La sovranità monetaria è stata sottratta (mi riferisco all’Italia ma è successo ovunque) alla Banca d’Italia e al ministero del Tesoro legittimamente, nel rispetto dell’art. 11 della Costituzione: ma la BCE rappresenta davvero una sintesi delle sovranità monetarie dei singoli Paesi? Non proprio perché il debito pubblico rimane nelle mani del mercato. In rete è reperibile un video iconico di D’Alema che racconta di aver visto, negli anni ’90 quando era presidente del Consiglio, in Merryl Lynch tre brillanti ragazzini i quali compravano e vendevano BOT di fatto esautorando l’intero Parlamento italiano democraticamente eletto (e oggi i tre giovanotti saranno probabilmente stati licenziati e sostituiti da un algoritmo…). Una riforma dello Statuto della BCE è imprescindibile, una banca centrale DEVE comprare direttamente il debito pubblico del suo Stato o della sua (euro)zona di influenza, non abbandonare gli Stati membri in balia del mercato.

Ma mi chiedo: quali forze politiche hanno consapevolezza di tutto questo? E chi avrà la volontà di farlo? Avremmo bisogno di veri statisti. Dove sono?
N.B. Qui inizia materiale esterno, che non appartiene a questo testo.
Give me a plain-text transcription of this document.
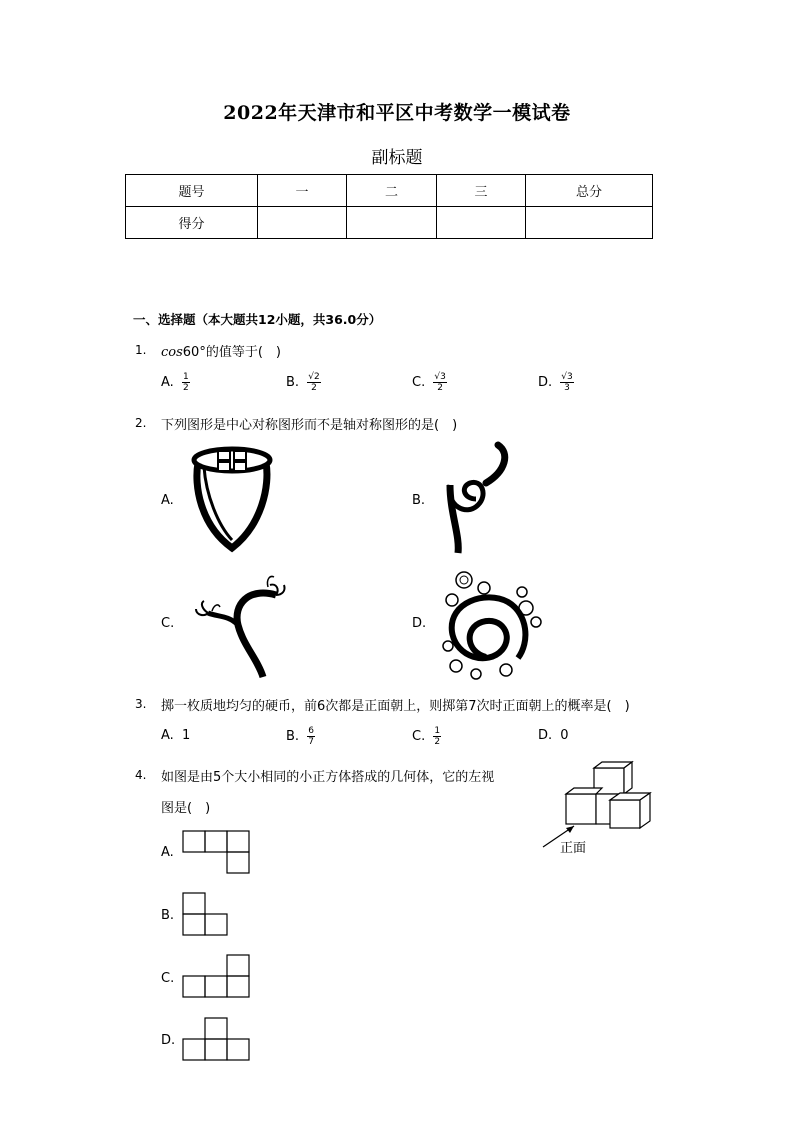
2022年天津市和平区中考数学一模试卷
副标题
题号	一	二	三	总分
得分				
一、选择题（本大题共12小题，共36.0分）
1. cos60°的值等于(　)
A. $\frac{1}{2}$	B. $\frac{√2}{2}$	C. $\frac{√3}{2}$	D. $\frac{√3}{3}$
2. 下列图形是中心对称图形而不是轴对称图形的是(　)
A.	B.
C.	D.
3. 掷一枚质地均匀的硬币，前6次都是正面朝上，则掷第7次时正面朝上的概率是(　)
A. 1	B. $\frac{6}{7}$	C. $\frac{1}{2}$	D. 0
4. 如图是由5个大小相同的小正方体搭成的几何体，它的左视
图是(　)
正面
A.
B.
C.
D.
L’Europa ne aveva una fino a poco tempo fa che però, giustamente dal suo punto di vista, faceva principalmente gli interessi del proprio Paese.

L’intero panorama è desolante, non ci restano che i convegni in memoria dei giganti del passato, De Gasperi, Schuman, Adenauer, Mounier, Martino e tanti altri.

Vedremo il bravissimo ex premier portoghese Costa come presidente del Consiglio cosa riuscirà a fare; al posto di Borrell, maneggione inconsistente, arriva una baltica, Kallas, che non pare particolarmente incline all’appeasement con la Russia (dovremo controllare se nei nostri bunker l’allacciamento delle utenze è stato completato?).

Ma non voglio eccedere in pessimismo. Forse ci salveranno i barbari? Alcuni cominciano a pensarlo (e a votarli): in fondo, si dice, dopo i massacri e le distruzioni e dopo alcuni secoli bui i barbari hanno costruito il Sacro Romano Impero. Io però temo che qui non abbiamo a che fare con i barbari ma con i lanzichenecchi e qualche nuovo sacco di Roma (e di Parigi, di Berlino, di Amsterdam…) sia da paventare. Anche uomini rispettabilissimi come Benedetto Croce avevano pensato, all’inizio della nota vicenda, che i barbari armati di manganello avrebbero riportato un poco di ordine prima di andarsene tranquillamente a svernare in montagna. Sulle montagne ci sono poi andati i nostri nonni, e a che prezzo.